It’s not that he’s thinking of converting, and that’s not what I expect of him either. I just know that interfaith marriages can be very challenging. What would be your advice for conversations we should have before deciding on marriage and also advice for our lives together as partners and potentially parents?
So, the conversations to have before getting married are the same conversations as for people of the same faith tradition. Here’s a link to some discussion topics.
Specific to your question: Yes, there are many conflicts that can occur with couples of different faiths. To work toward resolving those, I would start with answering this question:
- What does “faith” mean to each of you?
Talk about your beliefs (from the life, death and resurrection of Jesus Christ to the Eucharist, the sacrament of marriage and the virgin birth, etc.) and how they impact your life.
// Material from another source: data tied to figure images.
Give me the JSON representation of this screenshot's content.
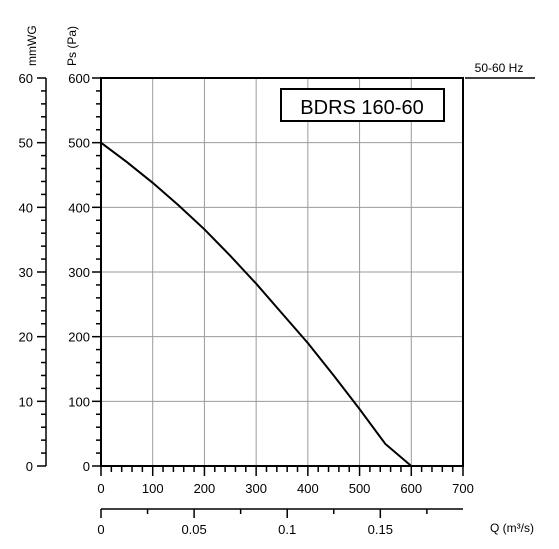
{
  "chart_data": {
    "type": "line",
    "title_box": "BDRS 160-60",
    "frequency_label": "50-60 Hz",
    "left_axis_label": "mmWG",
    "pa_axis_label": "Ps (Pa)",
    "bottom_axis_label": "Q (m³/s)",
    "x_label": "",
    "x_ticks": [
      "0",
      "100",
      "200",
      "300",
      "400",
      "500",
      "600",
      "700"
    ],
    "x2_ticks": [
      "0",
      "0.05",
      "0.1",
      "0.15"
    ],
    "y_ticks": [
      "0",
      "100",
      "200",
      "300",
      "400",
      "500",
      "600"
    ],
    "y2_ticks": [
      "0",
      "10",
      "20",
      "30",
      "40",
      "50",
      "60"
    ],
    "xlim": [
      0,
      700
    ],
    "ylim": [
      0,
      600
    ],
    "x2lim": [
      0,
      0.1944
    ],
    "y2lim": [
      0,
      60
    ],
    "grid": true,
    "series": [
      {
        "x": [
          0,
          50,
          100,
          150,
          200,
          250,
          300,
          350,
          400,
          450,
          500,
          550,
          600
        ],
        "values": [
          500,
          470,
          438,
          403,
          366,
          325,
          282,
          236,
          190,
          140,
          88,
          34,
          0
        ]
      }
    ]
  }
}
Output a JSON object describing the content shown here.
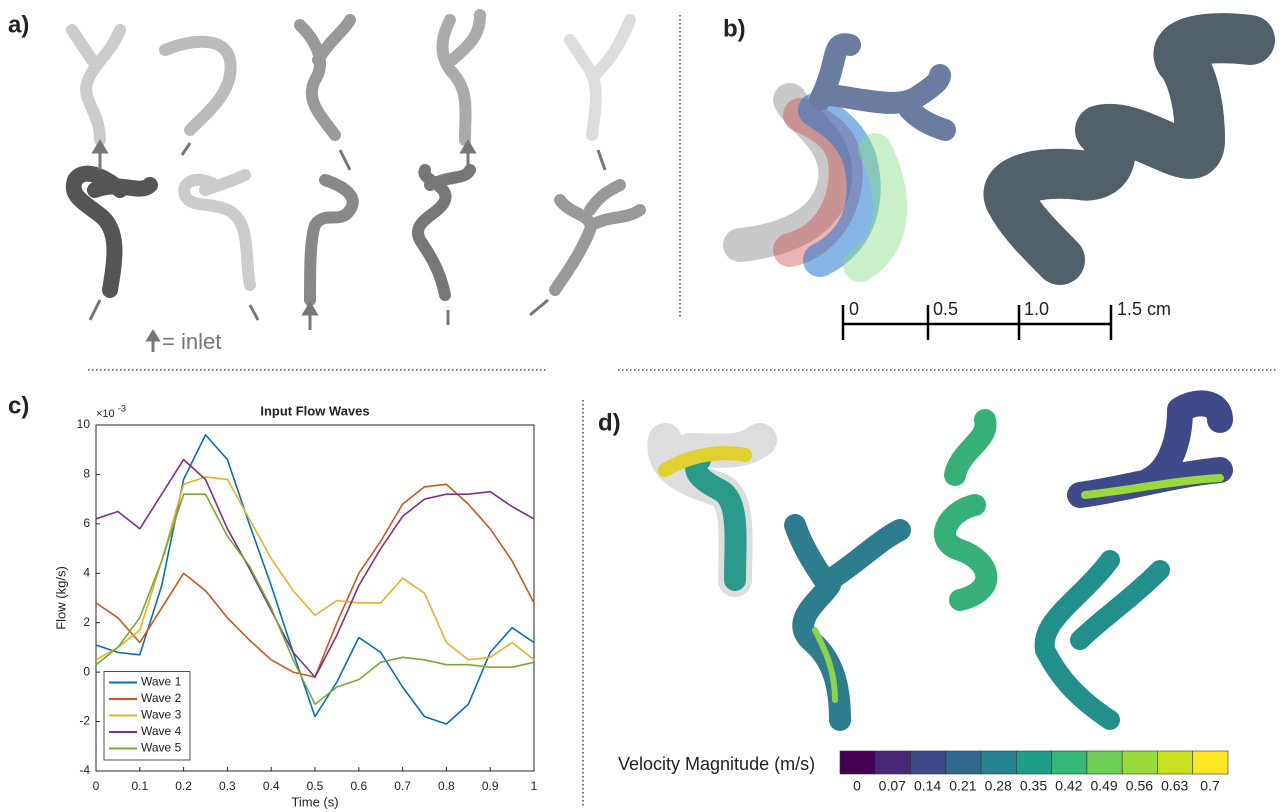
{
  "panel_labels": [
    "a)",
    "b)",
    "c)",
    "d)"
  ],
  "inlet_legend": "= inlet",
  "scale_bar": {
    "labels": [
      "0",
      "0.5",
      "1.0",
      "1.5 cm"
    ]
  },
  "chart_data": {
    "type": "line",
    "title": "Input Flow Waves",
    "x_label": "Time (s)",
    "y_label": "Flow (kg/s)",
    "y_multiplier": {
      "base": "×10",
      "exponent": "-3"
    },
    "x": [
      0,
      0.05,
      0.1,
      0.15,
      0.2,
      0.25,
      0.3,
      0.35,
      0.4,
      0.45,
      0.5,
      0.55,
      0.6,
      0.65,
      0.7,
      0.75,
      0.8,
      0.85,
      0.9,
      0.95,
      1
    ],
    "series": [
      {
        "name": "Wave 1",
        "color": "#0072BD",
        "values": [
          1.1,
          0.8,
          0.7,
          3.5,
          7.8,
          9.6,
          8.6,
          6.0,
          3.5,
          0.8,
          -1.8,
          -0.4,
          1.4,
          0.8,
          -0.6,
          -1.8,
          -2.1,
          -1.3,
          0.8,
          1.8,
          1.2
        ]
      },
      {
        "name": "Wave 2",
        "color": "#D95319",
        "values": [
          2.8,
          2.2,
          1.2,
          2.6,
          4.0,
          3.3,
          2.2,
          1.3,
          0.5,
          0.0,
          -0.2,
          2.0,
          4.0,
          5.3,
          6.8,
          7.5,
          7.6,
          6.8,
          5.8,
          4.5,
          2.8
        ]
      },
      {
        "name": "Wave 3",
        "color": "#EDB120",
        "values": [
          0.5,
          1.0,
          1.7,
          4.5,
          7.6,
          7.9,
          7.8,
          6.2,
          4.6,
          3.3,
          2.3,
          2.9,
          2.8,
          2.8,
          3.8,
          3.2,
          1.2,
          0.5,
          0.6,
          1.2,
          0.5
        ]
      },
      {
        "name": "Wave 4",
        "color": "#7E2F8E",
        "values": [
          6.2,
          6.5,
          5.8,
          7.2,
          8.6,
          7.8,
          5.8,
          4.2,
          2.5,
          0.8,
          -0.2,
          1.5,
          3.5,
          5.0,
          6.3,
          7.0,
          7.2,
          7.2,
          7.3,
          6.7,
          6.2
        ]
      },
      {
        "name": "Wave 5",
        "color": "#77AC30",
        "values": [
          0.3,
          1.0,
          2.2,
          4.5,
          7.2,
          7.2,
          5.5,
          4.3,
          2.6,
          0.5,
          -1.3,
          -0.6,
          -0.3,
          0.4,
          0.6,
          0.5,
          0.3,
          0.3,
          0.2,
          0.2,
          0.4
        ]
      }
    ],
    "xlim": [
      0,
      1
    ],
    "ylim": [
      -4,
      10
    ],
    "xticks": [
      0,
      0.1,
      0.2,
      0.3,
      0.4,
      0.5,
      0.6,
      0.7,
      0.8,
      0.9,
      1
    ],
    "yticks": [
      -4,
      -2,
      0,
      2,
      4,
      6,
      8,
      10
    ],
    "legend": "lower left"
  },
  "colorbar": {
    "label": "Velocity Magnitude (m/s)",
    "ticks": [
      0,
      0.07,
      0.14,
      0.21,
      0.28,
      0.35,
      0.42,
      0.49,
      0.56,
      0.63,
      0.7
    ],
    "colors": [
      "#440154",
      "#482878",
      "#3e4989",
      "#31688e",
      "#26828e",
      "#1f9e89",
      "#35b779",
      "#6ece58",
      "#9ad93c",
      "#c8e020",
      "#fde725"
    ]
  }
}
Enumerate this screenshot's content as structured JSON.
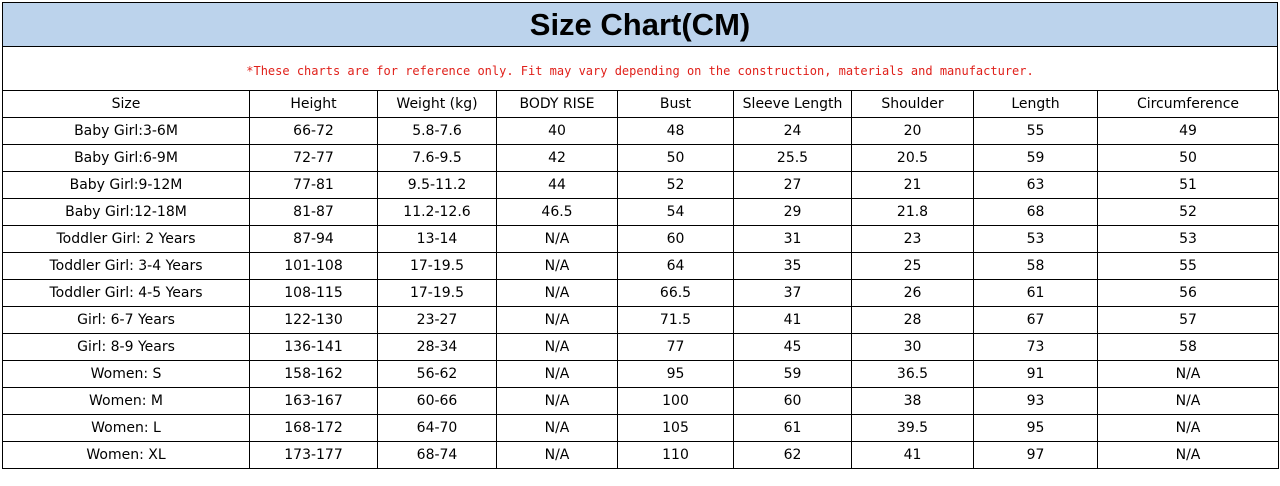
{
  "title": "Size Chart(CM)",
  "note": "*These charts are for reference only. Fit may vary depending on the construction, materials and manufacturer.",
  "columns": [
    "Size",
    "Height",
    "Weight (kg)",
    "BODY RISE",
    "Bust",
    "Sleeve Length",
    "Shoulder",
    "Length",
    "Circumference"
  ],
  "rows": [
    [
      "Baby Girl:3-6M",
      "66-72",
      "5.8-7.6",
      "40",
      "48",
      "24",
      "20",
      "55",
      "49"
    ],
    [
      "Baby Girl:6-9M",
      "72-77",
      "7.6-9.5",
      "42",
      "50",
      "25.5",
      "20.5",
      "59",
      "50"
    ],
    [
      "Baby Girl:9-12M",
      "77-81",
      "9.5-11.2",
      "44",
      "52",
      "27",
      "21",
      "63",
      "51"
    ],
    [
      "Baby Girl:12-18M",
      "81-87",
      "11.2-12.6",
      "46.5",
      "54",
      "29",
      "21.8",
      "68",
      "52"
    ],
    [
      "Toddler Girl: 2 Years",
      "87-94",
      "13-14",
      "N/A",
      "60",
      "31",
      "23",
      "53",
      "53"
    ],
    [
      "Toddler Girl: 3-4 Years",
      "101-108",
      "17-19.5",
      "N/A",
      "64",
      "35",
      "25",
      "58",
      "55"
    ],
    [
      "Toddler Girl: 4-5 Years",
      "108-115",
      "17-19.5",
      "N/A",
      "66.5",
      "37",
      "26",
      "61",
      "56"
    ],
    [
      "Girl: 6-7 Years",
      "122-130",
      "23-27",
      "N/A",
      "71.5",
      "41",
      "28",
      "67",
      "57"
    ],
    [
      "Girl: 8-9 Years",
      "136-141",
      "28-34",
      "N/A",
      "77",
      "45",
      "30",
      "73",
      "58"
    ],
    [
      "Women: S",
      "158-162",
      "56-62",
      "N/A",
      "95",
      "59",
      "36.5",
      "91",
      "N/A"
    ],
    [
      "Women: M",
      "163-167",
      "60-66",
      "N/A",
      "100",
      "60",
      "38",
      "93",
      "N/A"
    ],
    [
      "Women: L",
      "168-172",
      "64-70",
      "N/A",
      "105",
      "61",
      "39.5",
      "95",
      "N/A"
    ],
    [
      "Women: XL",
      "173-177",
      "68-74",
      "N/A",
      "110",
      "62",
      "41",
      "97",
      "N/A"
    ]
  ],
  "colors": {
    "title_background": "#bcd3ec",
    "note_text": "#e0201a"
  }
}
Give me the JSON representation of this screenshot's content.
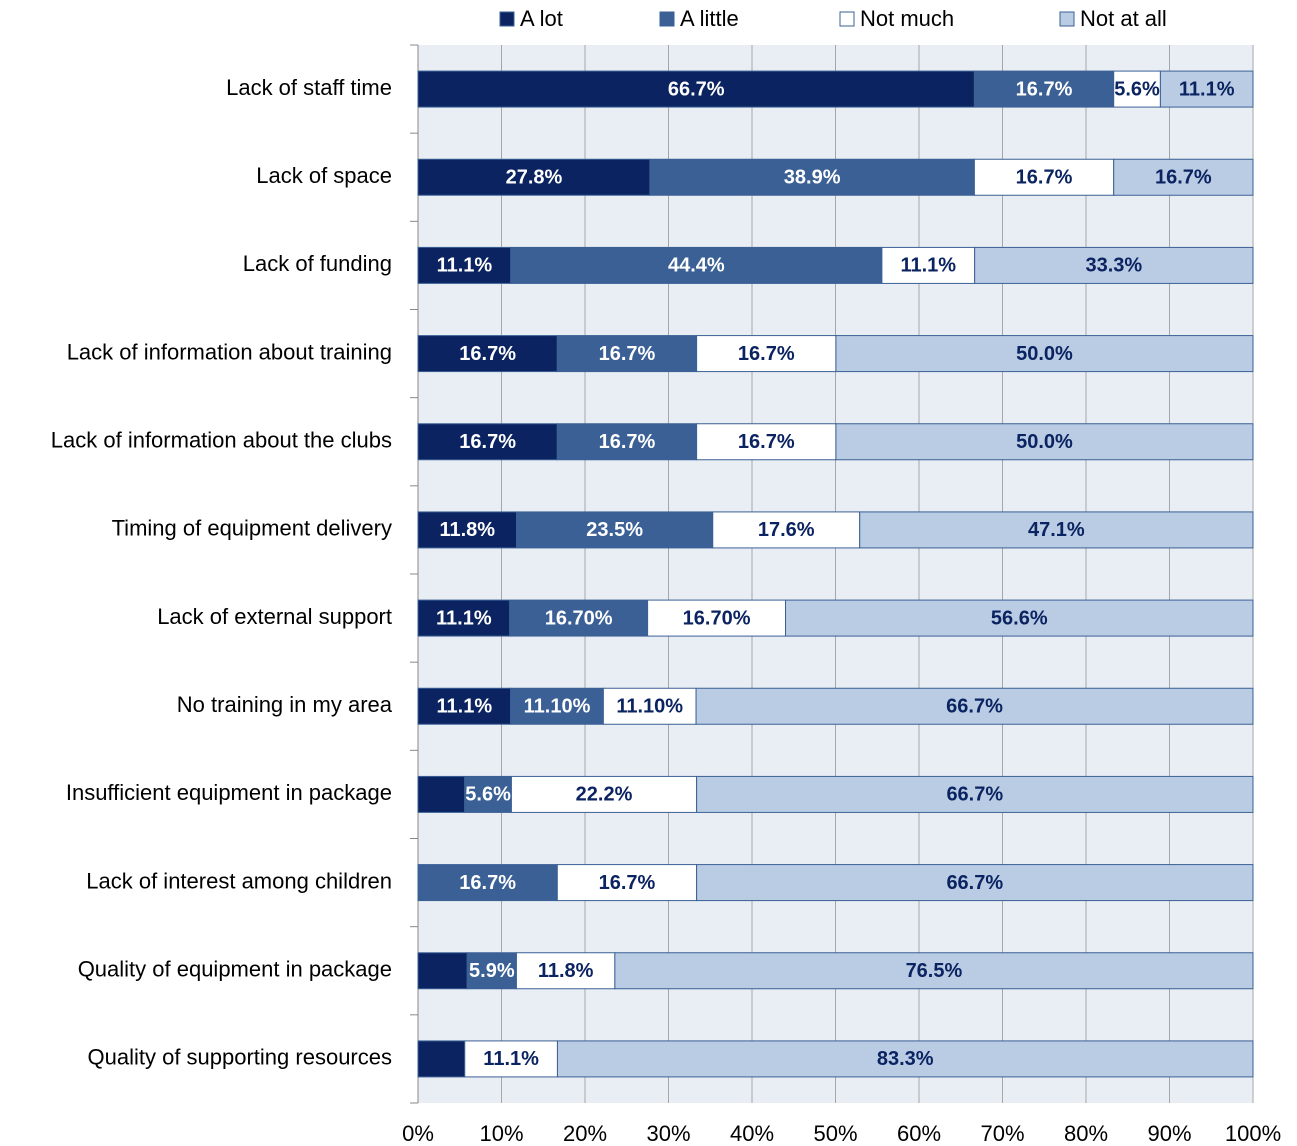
{
  "chart_data": {
    "type": "bar",
    "orientation": "horizontal",
    "stacked": "percent",
    "categories": [
      "Lack of staff time",
      "Lack of space",
      "Lack of funding",
      "Lack of information about training",
      "Lack of information about the clubs",
      "Timing of equipment delivery",
      "Lack of external support",
      "No training in my area",
      "Insufficient equipment in package",
      "Lack of interest among children",
      "Quality of equipment in package",
      "Quality of supporting resources"
    ],
    "series": [
      {
        "name": "A lot",
        "color": "#0b2461",
        "label_color": "#ffffff",
        "values": [
          66.7,
          27.8,
          11.1,
          16.7,
          16.7,
          11.8,
          11.1,
          11.1,
          5.6,
          0,
          5.9,
          5.6
        ],
        "value_labels": [
          "66.7%",
          "27.8%",
          "11.1%",
          "16.7%",
          "16.7%",
          "11.8%",
          "11.1%",
          "11.1%",
          null,
          null,
          null,
          null
        ]
      },
      {
        "name": "A little",
        "color": "#3b6095",
        "label_color": "#ffffff",
        "values": [
          16.7,
          38.9,
          44.4,
          16.7,
          16.7,
          23.5,
          16.7,
          11.1,
          5.6,
          16.7,
          5.9,
          0
        ],
        "value_labels": [
          "16.7%",
          "38.9%",
          "44.4%",
          "16.7%",
          "16.7%",
          "23.5%",
          "16.70%",
          "11.10%",
          "5.6%",
          "16.7%",
          "5.9%",
          null
        ]
      },
      {
        "name": "Not much",
        "color": "#ffffff",
        "label_color": "#0b2461",
        "values": [
          5.6,
          16.7,
          11.1,
          16.7,
          16.7,
          17.6,
          16.7,
          11.1,
          22.2,
          16.7,
          11.8,
          11.1
        ],
        "value_labels": [
          "5.6%",
          "16.7%",
          "11.1%",
          "16.7%",
          "16.7%",
          "17.6%",
          "16.70%",
          "11.10%",
          "22.2%",
          "16.7%",
          "11.8%",
          "11.1%"
        ]
      },
      {
        "name": "Not at all",
        "color": "#b9cce4",
        "label_color": "#0b2461",
        "values": [
          11.1,
          16.7,
          33.3,
          50.0,
          50.0,
          47.1,
          56.6,
          66.7,
          66.7,
          66.7,
          76.5,
          83.3
        ],
        "value_labels": [
          "11.1%",
          "16.7%",
          "33.3%",
          "50.0%",
          "50.0%",
          "47.1%",
          "56.6%",
          "66.7%",
          "66.7%",
          "66.7%",
          "76.5%",
          "83.3%"
        ]
      }
    ],
    "xlim": [
      0,
      100
    ],
    "xticks": [
      {
        "value": 0,
        "label": "0%"
      },
      {
        "value": 10,
        "label": "10%"
      },
      {
        "value": 20,
        "label": "20%"
      },
      {
        "value": 30,
        "label": "30%"
      },
      {
        "value": 40,
        "label": "40%"
      },
      {
        "value": 50,
        "label": "50%"
      },
      {
        "value": 60,
        "label": "60%"
      },
      {
        "value": 70,
        "label": "70%"
      },
      {
        "value": 80,
        "label": "80%"
      },
      {
        "value": 90,
        "label": "90%"
      },
      {
        "value": 100,
        "label": "100%"
      }
    ],
    "grid": true,
    "legend": "top"
  }
}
What has happened on your faith journey? Share how your faith influences your relationships. Does your faith extend into ministry or social justice? Are religion and spirituality the same to you, or do you see some differences?
And the same questions are for your boyfriend. How did he come to his beliefs? What does he believe and how does it impact his life? What does he value about his faith? Does he see potential problems for your future relationship because of your difference in faith traditions?
Which leads us to the next question:
- What do you expect from him?
It sounds like your boyfriend is open to marrying in the Catholic Church and open to raising the children Catholic. Those are the two Big Ones. He has attended services with you (Big One #3). He’s not preventing you from practicing your faith, and he’s even open to accompanying you so you don’t feel alone. Honestly, it doesn’t get much better than that. Oh yeah, he prays with you. Guess it does get even better! So, be sure to really think through any other expectations you have for his participation in your faith, and then talk to him about those.
OK, third question for you:
- Are you willing to live for the rest of your life without sharing your faith with your husband?
This is a question you may need to spend some time alone with to really answer. Many couples are happy and healthy even though they don’t share the same faith, but for others it can be a constant struggle. Do you hold a secret hope that your boyfriend will eventually convert? If so, you could be setting yourself up for bitterness and resentment. Make sure you are very clear on what he is and is not willing to do or change for the marriage. Is it OK that he won’t believe in baptizing the children even if he “goes along” with the ceremony? Is it OK if he doesn’t know Jesus or his biblical teachings? Do you think when he dies he will go to heaven? Does your answer to that question cause you anxiety? How will you negotiate religious differences around family planning? Are you worried you may start to feel a lack of connection and closeness with him because you have two different faith lives?
- What does your boyfriend expect from you?
This is a fair question to consider. Will he be OK with you talking about your faith to the children or praying with them? Will he want to teach your children about his own beliefs? Are you OK with him sharing that part of his life with your children or other family and friends?
This issue could work out many different ways. Everyone has a story about the couple who had different beliefs but found one in the middle they both could share. Or the couple who participated in each other’s services but were constantly arguing once the children arrived. Or the couple that negotiated the differences by taking turns. Or the couple who broke up over spiritual incompatibility. Or the couple where one person finally converted.
So, where will you land? My advice for your lives together as partners is simply to continue to accept each other for your different beliefs and to continue talking about all the details as they come up. If you are open and authentic with each other, dedicated to the relationship, willing to give up on some dreams and accept new ones, and willing to ask for help if you need it, you’ve got the basics down. Every couple has at least one “nonnegotiable” conflict between them that simply does not go away. This may be yours. Or who knows, another one may arise. But it’s how you approach your differences as a couple that matters. And for you particularly, how you approach your faith as an individual in order to be part of a couple.